Slate 10/05/2012 par Matthew Yglesias
L'Espagne est dans la crise jusqu’au cou. Son taux de chômage (24,4%) est plus élevé que celui des Etats-Unis au pire de la crise de 1929 et, cette fois-ci, aucun New Deal n’est prévu pour renverser le cours des choses. La longue malédiction du chômage de masse va dégrader les compétences des travailleurs et empêcher les jeunes d’acquérir de l’expérience.
Les Espagnols les plus compétents et audacieux vont émigrer à l’étranger et les sociétés espagnoles vont (en toute logique) cesser d’investir dans l’amélioration de la productivité de leurs employés. Cette sombre perspective va décourager les investisseurs et le gouvernement espagnol, à court d’euros, va alors s’embarquer dans une nouvelle vague de hausses d’impôts et de réductions de budgets, ce qui va encore affaiblir un peu plus l’économie nationale. En plein essor il y a quelques années encore, l’Espagne semble aujourd’hui courir à sa perte.
La leçon argentine
Il existe peut-être toutefois une solution pour sortir de cette crise, comme nous le laisse penser l’expérience récente de l’Argentine, pays qui connaît le plein emploi à l’heure actuelle.

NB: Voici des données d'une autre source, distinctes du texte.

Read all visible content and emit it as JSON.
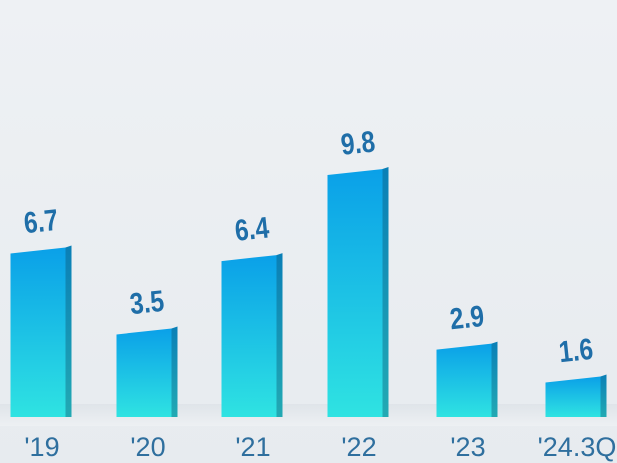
{
  "chart_data": {
    "type": "bar",
    "categories": [
      "'19",
      "'20",
      "'21",
      "'22",
      "'23",
      "'24.3Q"
    ],
    "values": [
      6.7,
      3.5,
      6.4,
      9.8,
      2.9,
      1.6
    ],
    "value_labels": [
      "6.7",
      "3.5",
      "6.4",
      "9.8",
      "2.9",
      "1.6"
    ],
    "title": "",
    "xlabel": "",
    "ylabel": "",
    "ylim": [
      0,
      10
    ],
    "grid": false,
    "legend": "none",
    "colors": {
      "bar_top": "#0aa3e8",
      "bar_bottom": "#2de0e4",
      "bar_side": "#1a8fb0",
      "label": "#1f6ea8"
    }
  }
}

L’Espagne et l’Argentine font face à des problèmes similaires. Toutes deux anciennes dictatures, elles sont réputées pour leur climat agréable, leur cuisine savoureuse, leur population sympathique, leur mauvaise gestion macroéconomique et leur faible productivité. Et après s’être débattus quelque temps avec leurs problèmes, les deux pays ont trouvé une solution similaire: externaliser leur gestion macroéconomique.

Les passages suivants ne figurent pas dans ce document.